"[The skyscraper] must be tall, every inch of it tall. The force and power of altitude must be in it, the glory and pride of exaltation must be in it. It must be every inch a proud and soaring thing"
-Louis Sullivan, American architect, 1856-1924
Louis Sullivan has been called the Father of Skyscrapers. He was an architect of the Chicago School and a mentor to Frank Lloyd Wright, and he wrote much about the design of tall buildings. This quote comes from his essay ‘The Tall Office Building Artistically Considered’, which he wrote for Lippincott’s Magazine in 1896. In it, Sullivan outlines his theory of tall building design. It’s part of a longer musing about the tall building problem, and it’s one of my favorite passages on skyscraper design. His words are filled with the passion and belief of a true master:
"What is the chief characteristic of the tall office building? And at once we answer, it is lofty. This loftiness is to the artist-nature its thrilling aspect. It is the very open organ-tone in its appeal. It must be in turn the dominant chord in his expression of it, the true excitant of his imagination. It must be tall, every inch of it tall. The force and power of altitude must be in it, the glory and pride of exaltation must be in it. It must be every inch a proud and soaring thing, rising in sheer exaltation that from bottom to top it is a unit without a single dissenting line, that it is the new, the unexpected, the eloquent peroration of most bald, most sinister, most forbidding conditions.

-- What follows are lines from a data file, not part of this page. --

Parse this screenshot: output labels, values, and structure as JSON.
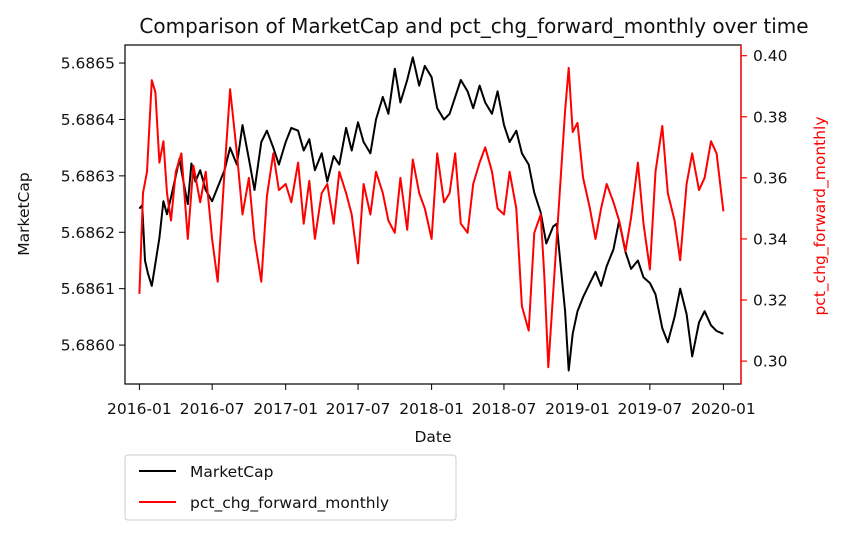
{
  "chart_data": {
    "type": "line",
    "title": "Comparison of MarketCap and pct_chg_forward_monthly over time",
    "xlabel": "Date",
    "ylabel_left": "MarketCap",
    "ylabel_right": "pct_chg_forward_monthly",
    "x_ticks": [
      "2016-01",
      "2016-07",
      "2017-01",
      "2017-07",
      "2018-01",
      "2018-07",
      "2019-01",
      "2019-07",
      "2020-01"
    ],
    "y_left_ticks": [
      "5.6860",
      "5.6861",
      "5.6862",
      "5.6863",
      "5.6864",
      "5.6865"
    ],
    "y_right_ticks": [
      "0.30",
      "0.32",
      "0.34",
      "0.36",
      "0.38",
      "0.40"
    ],
    "xlim": [
      "2015-11-26",
      "2020-02-14"
    ],
    "ylim_left": [
      5.685931,
      5.686532
    ],
    "ylim_right": [
      0.2925,
      0.4035
    ],
    "grid": false,
    "legend_position": "below-left",
    "colors": {
      "MarketCap": "#000000",
      "pct_chg_forward_monthly": "#ff0000"
    },
    "series": [
      {
        "name": "MarketCap",
        "axis": "left",
        "color": "#000000",
        "points": [
          [
            "2016-01-01",
            5.686242
          ],
          [
            "2016-01-08",
            5.686248
          ],
          [
            "2016-01-15",
            5.68615
          ],
          [
            "2016-01-22",
            5.686128
          ],
          [
            "2016-02-01",
            5.686105
          ],
          [
            "2016-02-10",
            5.686145
          ],
          [
            "2016-02-20",
            5.68619
          ],
          [
            "2016-03-01",
            5.686255
          ],
          [
            "2016-03-10",
            5.686232
          ],
          [
            "2016-03-20",
            5.686262
          ],
          [
            "2016-04-01",
            5.6863
          ],
          [
            "2016-04-10",
            5.68633
          ],
          [
            "2016-04-20",
            5.68629
          ],
          [
            "2016-05-01",
            5.68625
          ],
          [
            "2016-05-10",
            5.686322
          ],
          [
            "2016-05-20",
            5.68629
          ],
          [
            "2016-06-01",
            5.68631
          ],
          [
            "2016-06-15",
            5.686275
          ],
          [
            "2016-07-01",
            5.686255
          ],
          [
            "2016-07-15",
            5.68628
          ],
          [
            "2016-08-01",
            5.68631
          ],
          [
            "2016-08-15",
            5.68635
          ],
          [
            "2016-09-01",
            5.68632
          ],
          [
            "2016-09-15",
            5.68639
          ],
          [
            "2016-10-01",
            5.68633
          ],
          [
            "2016-10-15",
            5.686275
          ],
          [
            "2016-11-01",
            5.68636
          ],
          [
            "2016-11-15",
            5.68638
          ],
          [
            "2016-12-01",
            5.68635
          ],
          [
            "2016-12-15",
            5.68632
          ],
          [
            "2017-01-01",
            5.68636
          ],
          [
            "2017-01-15",
            5.686385
          ],
          [
            "2017-02-01",
            5.68638
          ],
          [
            "2017-02-15",
            5.686345
          ],
          [
            "2017-03-01",
            5.686365
          ],
          [
            "2017-03-15",
            5.68631
          ],
          [
            "2017-04-01",
            5.68634
          ],
          [
            "2017-04-15",
            5.68629
          ],
          [
            "2017-05-01",
            5.686335
          ],
          [
            "2017-05-15",
            5.68632
          ],
          [
            "2017-06-01",
            5.686385
          ],
          [
            "2017-06-15",
            5.686345
          ],
          [
            "2017-07-01",
            5.686395
          ],
          [
            "2017-07-15",
            5.68636
          ],
          [
            "2017-08-01",
            5.68634
          ],
          [
            "2017-08-15",
            5.6864
          ],
          [
            "2017-09-01",
            5.68644
          ],
          [
            "2017-09-15",
            5.68641
          ],
          [
            "2017-10-01",
            5.68649
          ],
          [
            "2017-10-15",
            5.68643
          ],
          [
            "2017-11-01",
            5.68647
          ],
          [
            "2017-11-15",
            5.68651
          ],
          [
            "2017-12-01",
            5.68646
          ],
          [
            "2017-12-15",
            5.686495
          ],
          [
            "2018-01-01",
            5.686475
          ],
          [
            "2018-01-15",
            5.68642
          ],
          [
            "2018-02-01",
            5.6864
          ],
          [
            "2018-02-15",
            5.68641
          ],
          [
            "2018-03-01",
            5.68644
          ],
          [
            "2018-03-15",
            5.68647
          ],
          [
            "2018-04-01",
            5.68645
          ],
          [
            "2018-04-15",
            5.68642
          ],
          [
            "2018-05-01",
            5.68646
          ],
          [
            "2018-05-15",
            5.68643
          ],
          [
            "2018-06-01",
            5.68641
          ],
          [
            "2018-06-15",
            5.68645
          ],
          [
            "2018-07-01",
            5.68639
          ],
          [
            "2018-07-15",
            5.68636
          ],
          [
            "2018-08-01",
            5.68638
          ],
          [
            "2018-08-15",
            5.68634
          ],
          [
            "2018-09-01",
            5.68632
          ],
          [
            "2018-09-15",
            5.68627
          ],
          [
            "2018-10-01",
            5.686235
          ],
          [
            "2018-10-15",
            5.68618
          ],
          [
            "2018-11-01",
            5.68621
          ],
          [
            "2018-11-10",
            5.686215
          ],
          [
            "2018-11-20",
            5.68614
          ],
          [
            "2018-12-01",
            5.68606
          ],
          [
            "2018-12-10",
            5.685955
          ],
          [
            "2018-12-20",
            5.68602
          ],
          [
            "2019-01-01",
            5.68606
          ],
          [
            "2019-01-15",
            5.686085
          ],
          [
            "2019-02-01",
            5.68611
          ],
          [
            "2019-02-15",
            5.68613
          ],
          [
            "2019-03-01",
            5.686105
          ],
          [
            "2019-03-15",
            5.68614
          ],
          [
            "2019-04-01",
            5.68617
          ],
          [
            "2019-04-15",
            5.68622
          ],
          [
            "2019-05-01",
            5.686165
          ],
          [
            "2019-05-15",
            5.686135
          ],
          [
            "2019-06-01",
            5.68615
          ],
          [
            "2019-06-15",
            5.68612
          ],
          [
            "2019-07-01",
            5.68611
          ],
          [
            "2019-07-15",
            5.68609
          ],
          [
            "2019-08-01",
            5.68603
          ],
          [
            "2019-08-15",
            5.686005
          ],
          [
            "2019-09-01",
            5.68605
          ],
          [
            "2019-09-15",
            5.6861
          ],
          [
            "2019-10-01",
            5.686055
          ],
          [
            "2019-10-15",
            5.68598
          ],
          [
            "2019-11-01",
            5.68604
          ],
          [
            "2019-11-15",
            5.68606
          ],
          [
            "2019-12-01",
            5.686035
          ],
          [
            "2019-12-15",
            5.686025
          ],
          [
            "2020-01-01",
            5.68602
          ]
        ]
      },
      {
        "name": "pct_chg_forward_monthly",
        "axis": "right",
        "color": "#ff0000",
        "points": [
          [
            "2016-01-01",
            0.322
          ],
          [
            "2016-01-10",
            0.355
          ],
          [
            "2016-01-20",
            0.362
          ],
          [
            "2016-02-01",
            0.392
          ],
          [
            "2016-02-10",
            0.388
          ],
          [
            "2016-02-20",
            0.365
          ],
          [
            "2016-03-01",
            0.372
          ],
          [
            "2016-03-10",
            0.355
          ],
          [
            "2016-03-20",
            0.346
          ],
          [
            "2016-04-01",
            0.362
          ],
          [
            "2016-04-15",
            0.368
          ],
          [
            "2016-05-01",
            0.34
          ],
          [
            "2016-05-15",
            0.364
          ],
          [
            "2016-06-01",
            0.352
          ],
          [
            "2016-06-15",
            0.362
          ],
          [
            "2016-07-01",
            0.34
          ],
          [
            "2016-07-15",
            0.326
          ],
          [
            "2016-08-01",
            0.362
          ],
          [
            "2016-08-15",
            0.389
          ],
          [
            "2016-09-01",
            0.368
          ],
          [
            "2016-09-15",
            0.348
          ],
          [
            "2016-10-01",
            0.36
          ],
          [
            "2016-10-15",
            0.34
          ],
          [
            "2016-11-01",
            0.326
          ],
          [
            "2016-11-15",
            0.354
          ],
          [
            "2016-12-01",
            0.368
          ],
          [
            "2016-12-15",
            0.356
          ],
          [
            "2017-01-01",
            0.358
          ],
          [
            "2017-01-15",
            0.352
          ],
          [
            "2017-02-01",
            0.365
          ],
          [
            "2017-02-15",
            0.345
          ],
          [
            "2017-03-01",
            0.359
          ],
          [
            "2017-03-15",
            0.34
          ],
          [
            "2017-04-01",
            0.355
          ],
          [
            "2017-04-15",
            0.358
          ],
          [
            "2017-05-01",
            0.345
          ],
          [
            "2017-05-15",
            0.362
          ],
          [
            "2017-06-01",
            0.355
          ],
          [
            "2017-06-15",
            0.348
          ],
          [
            "2017-07-01",
            0.332
          ],
          [
            "2017-07-15",
            0.358
          ],
          [
            "2017-08-01",
            0.348
          ],
          [
            "2017-08-15",
            0.362
          ],
          [
            "2017-09-01",
            0.355
          ],
          [
            "2017-09-15",
            0.346
          ],
          [
            "2017-10-01",
            0.342
          ],
          [
            "2017-10-15",
            0.36
          ],
          [
            "2017-11-01",
            0.343
          ],
          [
            "2017-11-15",
            0.366
          ],
          [
            "2017-12-01",
            0.355
          ],
          [
            "2017-12-15",
            0.35
          ],
          [
            "2018-01-01",
            0.34
          ],
          [
            "2018-01-15",
            0.368
          ],
          [
            "2018-02-01",
            0.352
          ],
          [
            "2018-02-15",
            0.355
          ],
          [
            "2018-03-01",
            0.368
          ],
          [
            "2018-03-15",
            0.345
          ],
          [
            "2018-04-01",
            0.342
          ],
          [
            "2018-04-15",
            0.358
          ],
          [
            "2018-05-01",
            0.365
          ],
          [
            "2018-05-15",
            0.37
          ],
          [
            "2018-06-01",
            0.362
          ],
          [
            "2018-06-15",
            0.35
          ],
          [
            "2018-07-01",
            0.348
          ],
          [
            "2018-07-15",
            0.362
          ],
          [
            "2018-08-01",
            0.35
          ],
          [
            "2018-08-15",
            0.318
          ],
          [
            "2018-09-01",
            0.31
          ],
          [
            "2018-09-15",
            0.342
          ],
          [
            "2018-10-01",
            0.348
          ],
          [
            "2018-10-10",
            0.328
          ],
          [
            "2018-10-20",
            0.298
          ],
          [
            "2018-11-01",
            0.322
          ],
          [
            "2018-11-15",
            0.35
          ],
          [
            "2018-12-01",
            0.382
          ],
          [
            "2018-12-10",
            0.396
          ],
          [
            "2018-12-20",
            0.375
          ],
          [
            "2019-01-01",
            0.378
          ],
          [
            "2019-01-15",
            0.36
          ],
          [
            "2019-02-01",
            0.35
          ],
          [
            "2019-02-15",
            0.34
          ],
          [
            "2019-03-01",
            0.35
          ],
          [
            "2019-03-15",
            0.358
          ],
          [
            "2019-04-01",
            0.352
          ],
          [
            "2019-04-15",
            0.346
          ],
          [
            "2019-05-01",
            0.336
          ],
          [
            "2019-05-15",
            0.347
          ],
          [
            "2019-06-01",
            0.365
          ],
          [
            "2019-06-15",
            0.345
          ],
          [
            "2019-07-01",
            0.33
          ],
          [
            "2019-07-15",
            0.362
          ],
          [
            "2019-08-01",
            0.377
          ],
          [
            "2019-08-15",
            0.355
          ],
          [
            "2019-09-01",
            0.346
          ],
          [
            "2019-09-15",
            0.333
          ],
          [
            "2019-10-01",
            0.358
          ],
          [
            "2019-10-15",
            0.368
          ],
          [
            "2019-11-01",
            0.356
          ],
          [
            "2019-11-15",
            0.36
          ],
          [
            "2019-12-01",
            0.372
          ],
          [
            "2019-12-15",
            0.368
          ],
          [
            "2020-01-01",
            0.349
          ]
        ]
      }
    ]
  }
}
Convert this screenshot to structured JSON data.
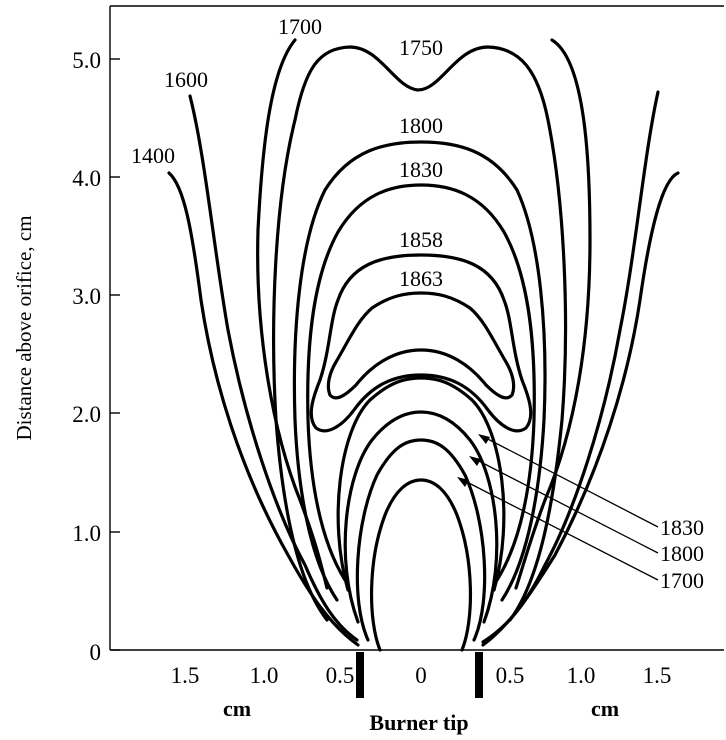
{
  "axes": {
    "ylabel": "Distance above orifice, cm",
    "yticks": [
      "0",
      "1.0",
      "2.0",
      "3.0",
      "4.0",
      "5.0"
    ],
    "xticks": [
      "1.5",
      "1.0",
      "0.5",
      "0",
      "0.5",
      "1.0",
      "1.5"
    ],
    "left_unit": "cm",
    "right_unit": "cm",
    "xlabel": "Burner tip"
  },
  "isotherms": {
    "l1400": "1400",
    "l1600": "1600",
    "l1700": "1700",
    "l1750": "1750",
    "l1800": "1800",
    "l1830": "1830",
    "l1858": "1858",
    "l1863": "1863"
  },
  "inner_callouts": [
    "1830",
    "1800",
    "1700"
  ]
}
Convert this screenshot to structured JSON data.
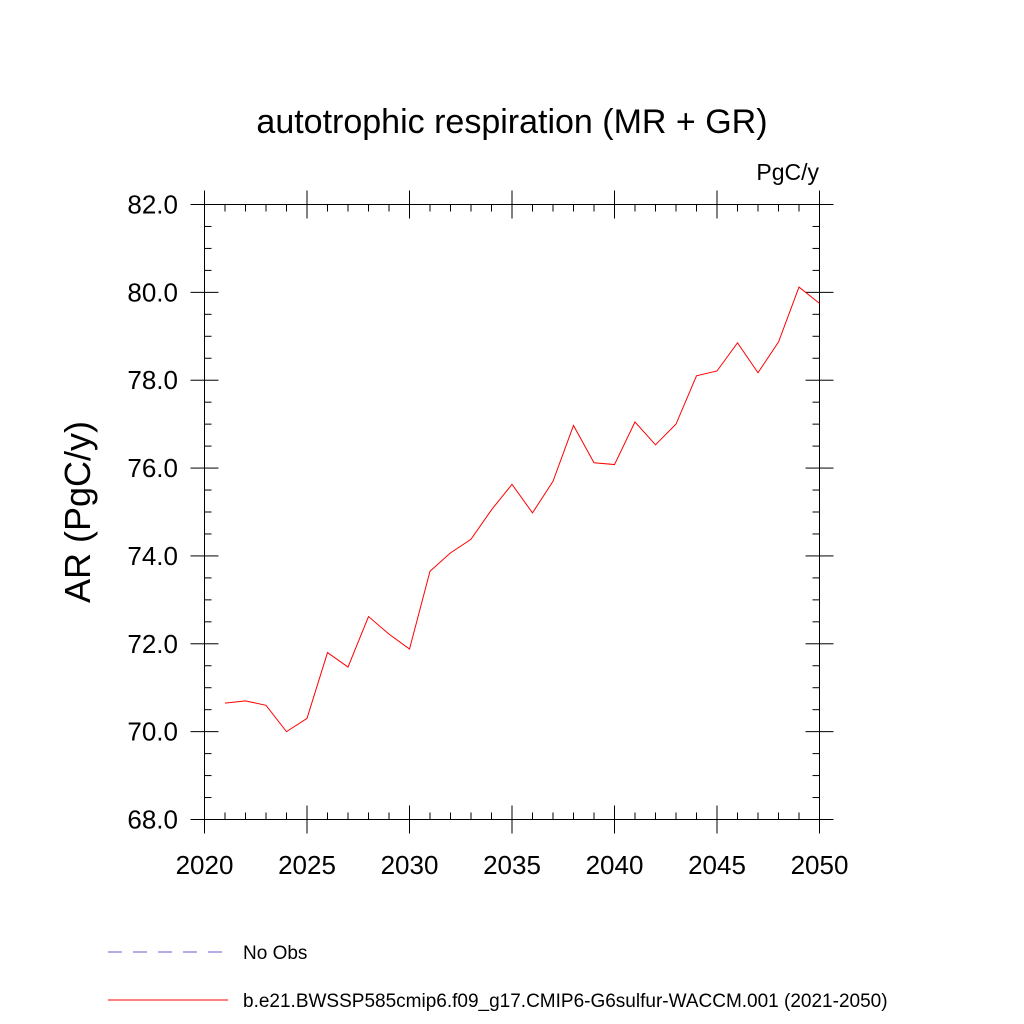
{
  "chart_data": {
    "type": "line",
    "title": "autotrophic respiration (MR + GR)",
    "units": "PgC/y",
    "ylabel": "AR  (PgC/y)",
    "xlabel": "",
    "xlim": [
      2020,
      2050
    ],
    "ylim": [
      68.0,
      82.0
    ],
    "x_ticks": [
      2020,
      2025,
      2030,
      2035,
      2040,
      2045,
      2050
    ],
    "x_tick_labels": [
      "2020",
      "2025",
      "2030",
      "2035",
      "2040",
      "2045",
      "2050"
    ],
    "y_ticks": [
      68,
      70,
      72,
      74,
      76,
      78,
      80,
      82
    ],
    "y_tick_labels": [
      "68.0",
      "70.0",
      "72.0",
      "74.0",
      "76.0",
      "78.0",
      "80.0",
      "82.0"
    ],
    "grid": false,
    "legend_position": "bottom",
    "series": [
      {
        "name": "No Obs",
        "color": "#6a5acd",
        "style": "dashed",
        "x": [],
        "values": []
      },
      {
        "name": "b.e21.BWSSP585cmip6.f09_g17.CMIP6-G6sulfur-WACCM.001 (2021-2050)",
        "color": "#ff0000",
        "style": "solid",
        "x": [
          2021,
          2022,
          2023,
          2024,
          2025,
          2026,
          2027,
          2028,
          2029,
          2030,
          2031,
          2032,
          2033,
          2034,
          2035,
          2036,
          2037,
          2038,
          2039,
          2040,
          2041,
          2042,
          2043,
          2044,
          2045,
          2046,
          2047,
          2048,
          2049,
          2050
        ],
        "values": [
          70.65,
          70.7,
          70.6,
          70.0,
          70.3,
          71.8,
          71.47,
          72.62,
          72.22,
          71.88,
          73.65,
          74.07,
          74.38,
          75.05,
          75.63,
          74.98,
          75.7,
          76.97,
          76.12,
          76.08,
          77.05,
          76.53,
          77.0,
          78.1,
          78.21,
          78.85,
          78.17,
          78.87,
          80.12,
          79.75
        ]
      }
    ]
  }
}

The man who designs in this spirit and with this sense of responsibility to the generation he lives in must be no coward, no denier, no bookworm, no dilettante. He must live of his life and for his life in the fullest, most consummate sense. He must realize at once and with the grasp of inspiration that the problem of the tall office building is one of the most stupendous, one of the most magnificent opportunities that the Lord of Nature in His beneficence has ever offered to the proud spirit of man.
That this has not been perceived - indeed, has been flatly denied - is an exhibition of human perversity that must give us pause.”[1]
[1]: Sullivan, Louis H. "The Tall Office Building Artistically Considered." Lippincott's Magazine, March 1896, 406.